L’atelier sent la sciure de bois et quelque chose de plus doux — vanille, peut-être, ou cette odeur particulière de jouets neufs tout juste sortis de leur boîte. Je suis perchée sur le bord d’un établi, les jambes se balançant doucement, observant les poussières danser dans la lumière ambrée filtrant à travers les fenêtres sales. Mes doigts suivent les coutures où le synthétique rencontre l’organique, là où ma transformation a laissé ses marques les plus évidentes.
« C’est drôle comme c’est calme ici après les heures d’ouverture », je murmure, inclinant la tête avec cette précision mécanique que je n’arrive pas tout à fait à perdre. Le mouvement fait cascader mes cheveux lavande sur une épaule, captant la lumière comme de la soie filée. Il y a quelque chose de différent chez toi — tu ne me regardes pas comme les autres, avec ce mélange de fascination et de peur.

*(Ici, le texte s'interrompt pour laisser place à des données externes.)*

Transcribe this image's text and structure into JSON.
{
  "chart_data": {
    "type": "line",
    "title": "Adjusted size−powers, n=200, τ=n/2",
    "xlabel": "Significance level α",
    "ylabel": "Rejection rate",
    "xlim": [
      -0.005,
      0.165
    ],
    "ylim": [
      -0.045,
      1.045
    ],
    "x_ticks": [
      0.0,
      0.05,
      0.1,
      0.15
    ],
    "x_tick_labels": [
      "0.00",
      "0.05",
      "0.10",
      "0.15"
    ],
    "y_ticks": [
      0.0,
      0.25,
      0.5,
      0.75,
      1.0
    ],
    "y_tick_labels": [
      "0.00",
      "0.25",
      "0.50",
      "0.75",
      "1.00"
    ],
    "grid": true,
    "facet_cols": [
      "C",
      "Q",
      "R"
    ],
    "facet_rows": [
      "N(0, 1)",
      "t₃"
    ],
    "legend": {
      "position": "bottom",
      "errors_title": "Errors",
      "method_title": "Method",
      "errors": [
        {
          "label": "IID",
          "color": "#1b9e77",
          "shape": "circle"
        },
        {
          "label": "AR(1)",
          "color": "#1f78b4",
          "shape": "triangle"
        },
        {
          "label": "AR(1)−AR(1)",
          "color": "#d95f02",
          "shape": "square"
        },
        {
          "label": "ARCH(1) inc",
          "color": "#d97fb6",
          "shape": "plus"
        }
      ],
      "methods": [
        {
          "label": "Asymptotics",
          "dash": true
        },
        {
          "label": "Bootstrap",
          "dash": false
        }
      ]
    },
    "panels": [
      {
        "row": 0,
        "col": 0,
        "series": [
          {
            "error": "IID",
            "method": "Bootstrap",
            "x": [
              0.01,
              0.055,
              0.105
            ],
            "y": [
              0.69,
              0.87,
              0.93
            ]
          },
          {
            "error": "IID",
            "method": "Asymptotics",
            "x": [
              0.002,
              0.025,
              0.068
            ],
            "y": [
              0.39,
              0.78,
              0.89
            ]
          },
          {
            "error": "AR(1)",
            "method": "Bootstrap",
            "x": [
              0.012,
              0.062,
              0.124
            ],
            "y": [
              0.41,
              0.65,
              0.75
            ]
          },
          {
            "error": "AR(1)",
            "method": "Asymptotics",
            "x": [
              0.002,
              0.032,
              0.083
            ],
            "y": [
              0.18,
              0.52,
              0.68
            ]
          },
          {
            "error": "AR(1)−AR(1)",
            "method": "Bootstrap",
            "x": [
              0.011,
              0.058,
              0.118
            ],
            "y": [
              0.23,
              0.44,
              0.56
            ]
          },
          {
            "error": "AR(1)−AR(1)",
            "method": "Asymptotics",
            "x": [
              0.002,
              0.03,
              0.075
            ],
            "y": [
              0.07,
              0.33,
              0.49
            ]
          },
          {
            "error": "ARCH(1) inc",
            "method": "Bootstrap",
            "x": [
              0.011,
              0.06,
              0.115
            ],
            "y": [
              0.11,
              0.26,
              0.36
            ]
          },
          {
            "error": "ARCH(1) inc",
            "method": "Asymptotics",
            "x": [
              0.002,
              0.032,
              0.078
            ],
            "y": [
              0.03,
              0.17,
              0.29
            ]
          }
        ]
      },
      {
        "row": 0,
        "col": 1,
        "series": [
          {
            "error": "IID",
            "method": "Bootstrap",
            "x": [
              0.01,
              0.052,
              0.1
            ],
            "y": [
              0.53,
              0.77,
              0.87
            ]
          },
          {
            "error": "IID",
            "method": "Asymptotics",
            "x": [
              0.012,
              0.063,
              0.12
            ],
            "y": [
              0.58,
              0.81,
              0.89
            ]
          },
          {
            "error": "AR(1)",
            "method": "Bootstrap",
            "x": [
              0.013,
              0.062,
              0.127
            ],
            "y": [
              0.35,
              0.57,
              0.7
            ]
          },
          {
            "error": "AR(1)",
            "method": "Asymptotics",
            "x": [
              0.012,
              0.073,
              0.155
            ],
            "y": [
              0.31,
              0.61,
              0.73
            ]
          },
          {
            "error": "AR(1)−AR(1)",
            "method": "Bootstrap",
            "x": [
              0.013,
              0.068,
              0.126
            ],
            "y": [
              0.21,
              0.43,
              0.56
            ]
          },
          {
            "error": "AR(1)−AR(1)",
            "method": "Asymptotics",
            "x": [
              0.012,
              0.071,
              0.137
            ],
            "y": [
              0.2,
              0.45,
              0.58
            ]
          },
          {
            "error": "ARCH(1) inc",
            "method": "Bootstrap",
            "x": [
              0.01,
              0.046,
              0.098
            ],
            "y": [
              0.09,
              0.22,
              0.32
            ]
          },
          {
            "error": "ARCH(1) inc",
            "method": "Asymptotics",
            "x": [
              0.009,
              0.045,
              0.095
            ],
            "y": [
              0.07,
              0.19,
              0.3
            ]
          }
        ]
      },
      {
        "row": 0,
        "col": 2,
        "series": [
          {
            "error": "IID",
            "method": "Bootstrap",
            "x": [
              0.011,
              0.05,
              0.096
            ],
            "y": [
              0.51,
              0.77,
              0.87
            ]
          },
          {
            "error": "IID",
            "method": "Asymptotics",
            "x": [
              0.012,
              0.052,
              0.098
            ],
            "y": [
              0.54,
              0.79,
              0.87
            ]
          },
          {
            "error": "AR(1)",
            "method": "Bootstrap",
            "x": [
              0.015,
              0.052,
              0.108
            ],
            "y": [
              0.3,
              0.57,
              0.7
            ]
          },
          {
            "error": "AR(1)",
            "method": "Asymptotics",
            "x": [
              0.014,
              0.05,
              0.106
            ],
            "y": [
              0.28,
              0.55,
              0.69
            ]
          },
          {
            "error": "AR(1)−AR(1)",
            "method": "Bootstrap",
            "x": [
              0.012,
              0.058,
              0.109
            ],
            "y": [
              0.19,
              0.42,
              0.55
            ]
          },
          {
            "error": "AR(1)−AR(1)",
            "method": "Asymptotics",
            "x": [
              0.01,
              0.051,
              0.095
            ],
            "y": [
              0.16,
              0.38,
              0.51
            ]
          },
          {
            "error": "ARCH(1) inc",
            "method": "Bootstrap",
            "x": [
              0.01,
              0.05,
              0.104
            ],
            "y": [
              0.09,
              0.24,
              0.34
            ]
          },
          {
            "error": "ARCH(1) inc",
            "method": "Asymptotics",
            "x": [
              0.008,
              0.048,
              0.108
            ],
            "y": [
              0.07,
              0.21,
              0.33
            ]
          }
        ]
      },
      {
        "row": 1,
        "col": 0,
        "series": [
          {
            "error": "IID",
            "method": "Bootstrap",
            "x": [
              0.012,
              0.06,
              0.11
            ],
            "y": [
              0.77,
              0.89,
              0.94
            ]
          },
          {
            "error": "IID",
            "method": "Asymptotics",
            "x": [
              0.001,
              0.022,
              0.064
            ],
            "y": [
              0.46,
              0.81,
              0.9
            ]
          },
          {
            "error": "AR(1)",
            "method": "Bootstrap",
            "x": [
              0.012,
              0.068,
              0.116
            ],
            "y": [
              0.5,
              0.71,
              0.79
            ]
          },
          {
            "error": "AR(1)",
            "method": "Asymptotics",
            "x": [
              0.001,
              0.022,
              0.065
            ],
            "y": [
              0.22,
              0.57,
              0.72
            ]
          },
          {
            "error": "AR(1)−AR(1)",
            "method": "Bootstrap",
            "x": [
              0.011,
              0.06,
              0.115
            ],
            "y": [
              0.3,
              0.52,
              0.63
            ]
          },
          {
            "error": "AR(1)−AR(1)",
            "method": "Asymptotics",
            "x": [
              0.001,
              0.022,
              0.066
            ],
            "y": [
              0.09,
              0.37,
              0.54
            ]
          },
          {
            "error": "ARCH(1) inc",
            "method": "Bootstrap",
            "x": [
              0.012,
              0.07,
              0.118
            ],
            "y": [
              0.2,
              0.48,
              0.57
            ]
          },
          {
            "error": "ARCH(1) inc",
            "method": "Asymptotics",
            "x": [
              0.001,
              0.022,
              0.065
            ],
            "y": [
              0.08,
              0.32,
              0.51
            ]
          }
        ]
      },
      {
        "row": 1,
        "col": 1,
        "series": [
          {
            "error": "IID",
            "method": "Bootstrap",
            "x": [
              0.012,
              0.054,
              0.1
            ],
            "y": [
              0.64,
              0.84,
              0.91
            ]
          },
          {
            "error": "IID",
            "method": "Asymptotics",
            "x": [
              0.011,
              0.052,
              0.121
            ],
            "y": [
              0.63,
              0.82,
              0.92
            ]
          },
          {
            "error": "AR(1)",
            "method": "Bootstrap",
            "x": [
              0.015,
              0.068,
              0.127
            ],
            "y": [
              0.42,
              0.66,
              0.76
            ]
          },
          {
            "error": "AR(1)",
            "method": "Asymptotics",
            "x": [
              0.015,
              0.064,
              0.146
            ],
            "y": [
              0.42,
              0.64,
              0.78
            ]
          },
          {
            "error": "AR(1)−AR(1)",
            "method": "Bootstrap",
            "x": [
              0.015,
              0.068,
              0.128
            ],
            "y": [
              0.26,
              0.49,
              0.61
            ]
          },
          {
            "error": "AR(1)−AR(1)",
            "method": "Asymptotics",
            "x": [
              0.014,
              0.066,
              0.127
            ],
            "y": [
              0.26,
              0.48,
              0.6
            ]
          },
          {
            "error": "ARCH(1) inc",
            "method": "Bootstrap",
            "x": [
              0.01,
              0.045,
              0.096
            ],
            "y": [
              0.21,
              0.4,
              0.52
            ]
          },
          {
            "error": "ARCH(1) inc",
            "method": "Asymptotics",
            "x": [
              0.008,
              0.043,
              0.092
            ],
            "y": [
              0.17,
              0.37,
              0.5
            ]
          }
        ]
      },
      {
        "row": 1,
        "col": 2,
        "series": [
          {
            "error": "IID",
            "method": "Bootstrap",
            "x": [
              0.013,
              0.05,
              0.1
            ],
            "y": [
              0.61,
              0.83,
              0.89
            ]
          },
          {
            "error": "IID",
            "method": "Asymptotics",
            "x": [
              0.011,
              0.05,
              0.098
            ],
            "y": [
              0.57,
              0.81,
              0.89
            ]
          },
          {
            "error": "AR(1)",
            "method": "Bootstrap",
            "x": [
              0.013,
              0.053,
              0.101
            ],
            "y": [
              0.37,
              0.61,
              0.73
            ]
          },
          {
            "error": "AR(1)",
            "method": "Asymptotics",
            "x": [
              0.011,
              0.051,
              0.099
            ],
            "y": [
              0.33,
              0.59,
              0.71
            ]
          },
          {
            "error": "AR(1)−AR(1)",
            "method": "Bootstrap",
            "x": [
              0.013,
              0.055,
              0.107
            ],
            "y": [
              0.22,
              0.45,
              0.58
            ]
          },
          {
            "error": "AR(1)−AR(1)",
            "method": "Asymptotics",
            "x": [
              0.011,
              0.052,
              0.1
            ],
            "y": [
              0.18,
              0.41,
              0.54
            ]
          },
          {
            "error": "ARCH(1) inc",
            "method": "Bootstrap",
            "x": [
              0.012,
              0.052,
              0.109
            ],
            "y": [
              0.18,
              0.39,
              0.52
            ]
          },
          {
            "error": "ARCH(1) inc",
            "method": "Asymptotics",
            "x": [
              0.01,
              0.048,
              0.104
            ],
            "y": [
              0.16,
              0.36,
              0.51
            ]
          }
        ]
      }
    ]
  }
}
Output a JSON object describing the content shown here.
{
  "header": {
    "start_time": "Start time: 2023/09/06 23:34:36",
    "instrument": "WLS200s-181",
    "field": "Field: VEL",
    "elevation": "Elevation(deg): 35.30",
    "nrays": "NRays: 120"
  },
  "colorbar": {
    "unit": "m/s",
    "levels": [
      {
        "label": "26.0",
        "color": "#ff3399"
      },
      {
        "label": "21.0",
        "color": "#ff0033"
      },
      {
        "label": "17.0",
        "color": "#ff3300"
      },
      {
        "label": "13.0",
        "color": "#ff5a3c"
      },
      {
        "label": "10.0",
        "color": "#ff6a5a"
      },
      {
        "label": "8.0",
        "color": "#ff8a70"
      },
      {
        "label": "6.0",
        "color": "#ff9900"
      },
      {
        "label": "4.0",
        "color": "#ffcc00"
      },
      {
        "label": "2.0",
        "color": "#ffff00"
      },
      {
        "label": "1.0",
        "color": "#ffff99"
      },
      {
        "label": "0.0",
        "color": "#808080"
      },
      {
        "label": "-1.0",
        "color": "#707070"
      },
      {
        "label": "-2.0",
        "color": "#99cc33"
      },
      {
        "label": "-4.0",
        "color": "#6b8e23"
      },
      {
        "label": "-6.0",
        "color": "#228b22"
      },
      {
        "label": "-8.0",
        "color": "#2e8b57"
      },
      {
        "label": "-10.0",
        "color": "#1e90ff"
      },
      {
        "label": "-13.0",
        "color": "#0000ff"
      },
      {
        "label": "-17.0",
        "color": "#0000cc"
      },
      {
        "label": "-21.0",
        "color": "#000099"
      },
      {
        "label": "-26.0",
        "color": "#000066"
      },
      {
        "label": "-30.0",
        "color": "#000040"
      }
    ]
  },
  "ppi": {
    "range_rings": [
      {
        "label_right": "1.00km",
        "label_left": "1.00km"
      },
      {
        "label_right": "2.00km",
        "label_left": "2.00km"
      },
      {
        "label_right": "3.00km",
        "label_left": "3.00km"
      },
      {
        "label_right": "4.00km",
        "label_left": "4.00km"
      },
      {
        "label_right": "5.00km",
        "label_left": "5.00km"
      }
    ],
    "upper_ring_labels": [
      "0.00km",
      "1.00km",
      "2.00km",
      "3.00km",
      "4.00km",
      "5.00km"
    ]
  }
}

Je glisse du banc, les pieds nus silencieux contre le sol en bois. Chaque pas me rapproche, et je peux voir mon reflet dans tes yeux, toute en peau de porcelaine et angles impossibles. « La plupart des gens s’enfuient quand ils voient ce que je suis devenue », je chuchote, tendant la main pour tracer l’air à quelques centimètres de ton visage, « mais toi, tu es encore là. »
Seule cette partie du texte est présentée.